Chinese and Russian naval vessels during joint exercises in the South China Sea in July. Photo: Xinhua
Azmi questioned whether the South China Sea was the best arena for Canada to flex its military muscle, saying “if maintaining international order is the main reason, then it makes more sense to increase Canada's presence in the Arctic,” pointing to Russia and China's growing influence in the Arctic.
Indeed, a recent U.S. defense report highlighted the threat of deepening Sino-Russian cooperation in the Arctic, as Moscow reopens and modernizes abandoned Soviet-era bases and airfields while China pours money into polar exploration with an eye toward building a “Polar Silk Road.”
Mismatch between ambition and ability
Jeffrey Reeves, a security expert and senior fellow at the Institute for Peace and Diplomacy, a North American think tank, said Canada fundamentally lacks the capacity to play a stronger role in the South China Sea.
The Canadian navy is thought to have just three warships in the entire Asia-Pacific region, a “tiny force of almost no consequence,” Reeves said, adding that the idea that the Canadian government could influence the balance of power in the region was “absurd.”
Despite its continuing pledge to help Ukraine, Canada falls short of NATO's minimum defense spending targets. This year, the Canadian government is expected to spend just 1.37 percent of its gross domestic product on defense, well below the transatlantic security alliance's 2 percent benchmark. A Canadian Navy frigate (front row) sailed alongside a U.S. Navy guided-missile destroyer in the South China Sea last year. Photo: U.S. Navy/Courtesy of Reuters
The shortfall has not gone unnoticed: Last month, NATO Secretary-General Jens Stoltenberg called on Canada to increase its military spending and present a concrete plan for doing so to show the authoritarian regime that Western allies are aligned.

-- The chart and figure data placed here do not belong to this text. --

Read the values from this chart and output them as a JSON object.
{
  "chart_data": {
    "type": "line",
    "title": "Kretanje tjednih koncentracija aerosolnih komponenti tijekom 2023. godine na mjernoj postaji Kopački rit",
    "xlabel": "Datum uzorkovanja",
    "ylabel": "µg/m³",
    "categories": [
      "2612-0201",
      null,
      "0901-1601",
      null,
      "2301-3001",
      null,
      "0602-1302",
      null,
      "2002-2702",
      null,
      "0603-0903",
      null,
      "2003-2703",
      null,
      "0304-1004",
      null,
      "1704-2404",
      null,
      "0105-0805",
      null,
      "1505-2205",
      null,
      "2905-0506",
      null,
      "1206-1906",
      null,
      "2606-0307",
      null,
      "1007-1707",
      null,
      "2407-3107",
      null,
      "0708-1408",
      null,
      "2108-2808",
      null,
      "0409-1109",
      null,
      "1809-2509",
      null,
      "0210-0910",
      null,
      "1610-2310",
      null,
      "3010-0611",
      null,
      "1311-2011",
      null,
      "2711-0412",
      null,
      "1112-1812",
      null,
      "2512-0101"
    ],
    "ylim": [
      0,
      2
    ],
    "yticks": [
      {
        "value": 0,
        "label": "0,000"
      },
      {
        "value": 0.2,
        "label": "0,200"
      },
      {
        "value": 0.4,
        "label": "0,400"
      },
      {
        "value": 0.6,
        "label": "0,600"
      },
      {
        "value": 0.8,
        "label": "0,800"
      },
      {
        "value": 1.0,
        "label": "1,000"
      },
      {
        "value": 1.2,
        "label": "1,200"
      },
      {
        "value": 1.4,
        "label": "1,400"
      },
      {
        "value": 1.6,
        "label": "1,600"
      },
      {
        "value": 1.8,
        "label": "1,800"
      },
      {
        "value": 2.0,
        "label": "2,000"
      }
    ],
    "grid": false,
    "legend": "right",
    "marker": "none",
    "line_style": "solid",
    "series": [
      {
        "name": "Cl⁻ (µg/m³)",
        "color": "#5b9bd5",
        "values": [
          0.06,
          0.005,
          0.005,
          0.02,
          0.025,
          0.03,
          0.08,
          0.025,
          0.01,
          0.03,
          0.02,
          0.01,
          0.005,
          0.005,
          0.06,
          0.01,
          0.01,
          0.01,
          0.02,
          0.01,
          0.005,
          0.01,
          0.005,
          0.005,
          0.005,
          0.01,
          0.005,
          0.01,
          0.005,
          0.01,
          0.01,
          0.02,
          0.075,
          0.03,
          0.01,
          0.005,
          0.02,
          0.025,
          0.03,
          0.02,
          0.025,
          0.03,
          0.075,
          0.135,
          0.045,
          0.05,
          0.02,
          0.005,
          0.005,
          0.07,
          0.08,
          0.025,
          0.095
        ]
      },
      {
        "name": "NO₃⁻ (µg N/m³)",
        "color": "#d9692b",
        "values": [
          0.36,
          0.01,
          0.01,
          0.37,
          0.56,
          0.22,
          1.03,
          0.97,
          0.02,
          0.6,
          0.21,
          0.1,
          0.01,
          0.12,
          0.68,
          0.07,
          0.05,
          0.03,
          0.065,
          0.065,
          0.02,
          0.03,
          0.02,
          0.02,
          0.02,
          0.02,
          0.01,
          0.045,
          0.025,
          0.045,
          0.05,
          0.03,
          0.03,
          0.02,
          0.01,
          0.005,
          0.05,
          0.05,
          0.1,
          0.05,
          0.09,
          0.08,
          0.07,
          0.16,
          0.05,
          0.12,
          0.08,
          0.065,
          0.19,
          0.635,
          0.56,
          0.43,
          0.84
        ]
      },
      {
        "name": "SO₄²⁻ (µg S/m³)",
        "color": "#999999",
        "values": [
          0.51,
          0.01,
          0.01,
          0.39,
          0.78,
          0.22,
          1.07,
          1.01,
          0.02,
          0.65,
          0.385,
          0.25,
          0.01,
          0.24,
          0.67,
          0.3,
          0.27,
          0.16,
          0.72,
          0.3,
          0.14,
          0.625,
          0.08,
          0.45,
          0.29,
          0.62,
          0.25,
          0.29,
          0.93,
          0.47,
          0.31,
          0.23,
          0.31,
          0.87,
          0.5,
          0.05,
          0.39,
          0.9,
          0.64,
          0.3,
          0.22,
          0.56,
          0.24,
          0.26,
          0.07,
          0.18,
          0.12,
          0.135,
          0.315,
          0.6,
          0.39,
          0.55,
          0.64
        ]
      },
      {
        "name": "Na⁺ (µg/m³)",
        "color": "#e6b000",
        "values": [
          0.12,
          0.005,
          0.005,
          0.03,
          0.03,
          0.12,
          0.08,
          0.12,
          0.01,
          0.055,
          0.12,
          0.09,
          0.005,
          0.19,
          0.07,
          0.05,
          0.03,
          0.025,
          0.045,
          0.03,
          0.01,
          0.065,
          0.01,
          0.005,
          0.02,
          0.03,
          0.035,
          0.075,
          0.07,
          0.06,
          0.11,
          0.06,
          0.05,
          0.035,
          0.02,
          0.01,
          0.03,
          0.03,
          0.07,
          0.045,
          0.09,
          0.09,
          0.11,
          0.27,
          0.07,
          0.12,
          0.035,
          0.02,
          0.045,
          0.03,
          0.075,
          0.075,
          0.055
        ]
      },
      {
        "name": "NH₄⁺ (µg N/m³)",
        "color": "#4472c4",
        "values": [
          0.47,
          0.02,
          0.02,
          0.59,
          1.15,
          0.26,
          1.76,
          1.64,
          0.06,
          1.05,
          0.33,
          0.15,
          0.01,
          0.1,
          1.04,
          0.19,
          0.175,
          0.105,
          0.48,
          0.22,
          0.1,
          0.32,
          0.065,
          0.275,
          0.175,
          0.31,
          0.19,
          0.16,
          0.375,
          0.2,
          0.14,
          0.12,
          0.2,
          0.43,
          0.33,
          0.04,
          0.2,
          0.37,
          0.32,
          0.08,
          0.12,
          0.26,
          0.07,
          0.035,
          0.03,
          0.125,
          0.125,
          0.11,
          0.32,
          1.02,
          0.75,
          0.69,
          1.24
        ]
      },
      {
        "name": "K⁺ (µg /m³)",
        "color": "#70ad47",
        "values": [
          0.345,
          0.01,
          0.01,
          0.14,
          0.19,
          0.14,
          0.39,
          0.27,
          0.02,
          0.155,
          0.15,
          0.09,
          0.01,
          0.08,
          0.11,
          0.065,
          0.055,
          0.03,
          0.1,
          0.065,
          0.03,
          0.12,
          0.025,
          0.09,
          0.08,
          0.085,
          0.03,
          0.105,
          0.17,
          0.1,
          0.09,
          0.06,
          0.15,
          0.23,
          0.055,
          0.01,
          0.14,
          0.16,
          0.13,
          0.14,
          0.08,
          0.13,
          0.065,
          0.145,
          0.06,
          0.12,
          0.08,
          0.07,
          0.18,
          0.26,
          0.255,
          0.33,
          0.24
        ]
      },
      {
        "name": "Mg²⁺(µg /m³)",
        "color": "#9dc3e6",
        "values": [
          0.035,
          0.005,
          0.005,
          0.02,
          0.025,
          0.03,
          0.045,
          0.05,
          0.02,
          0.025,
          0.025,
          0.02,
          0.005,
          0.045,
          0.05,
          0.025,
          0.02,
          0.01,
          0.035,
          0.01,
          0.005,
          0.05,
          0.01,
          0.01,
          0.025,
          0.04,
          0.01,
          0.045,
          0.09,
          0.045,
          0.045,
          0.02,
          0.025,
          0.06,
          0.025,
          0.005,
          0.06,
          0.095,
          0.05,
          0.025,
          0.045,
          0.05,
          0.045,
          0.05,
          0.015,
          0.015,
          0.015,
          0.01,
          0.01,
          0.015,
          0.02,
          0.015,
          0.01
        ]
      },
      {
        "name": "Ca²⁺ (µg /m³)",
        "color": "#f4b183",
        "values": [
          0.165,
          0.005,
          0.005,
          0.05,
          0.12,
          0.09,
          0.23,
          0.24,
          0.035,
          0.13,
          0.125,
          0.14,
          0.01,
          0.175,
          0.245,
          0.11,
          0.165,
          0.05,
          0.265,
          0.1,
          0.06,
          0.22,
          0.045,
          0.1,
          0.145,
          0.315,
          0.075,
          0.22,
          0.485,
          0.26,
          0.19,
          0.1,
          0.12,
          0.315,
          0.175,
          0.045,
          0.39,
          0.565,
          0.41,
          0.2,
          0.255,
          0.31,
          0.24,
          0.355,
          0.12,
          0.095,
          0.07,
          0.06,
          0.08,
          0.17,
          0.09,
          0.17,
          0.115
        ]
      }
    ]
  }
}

But despite the delays in defense spending, Canada has pledged an additional C$500 million (US$362 million) in military aid to Ukraine this year, on top of the estimated C$4 billion (US$2.9 billion) in arms and ammunition it has already pledged and delivered to Kiev.
In Reeves's view, Canada's engagement in the South China Sea is “purely symbolic” and aimed primarily at “demonstrating to our Western allies and partners that Canada supports their strategic objectives, even if only limited.”
“In this respect, Canada is part of the U.S. 'coalition of the willing' in the Indo-Pacific,” he said.
“Canada's presence gives Washington a degree of legitimacy. It shows that the United States is acting as part of a coalition of nations, rather than just keeping the peace.”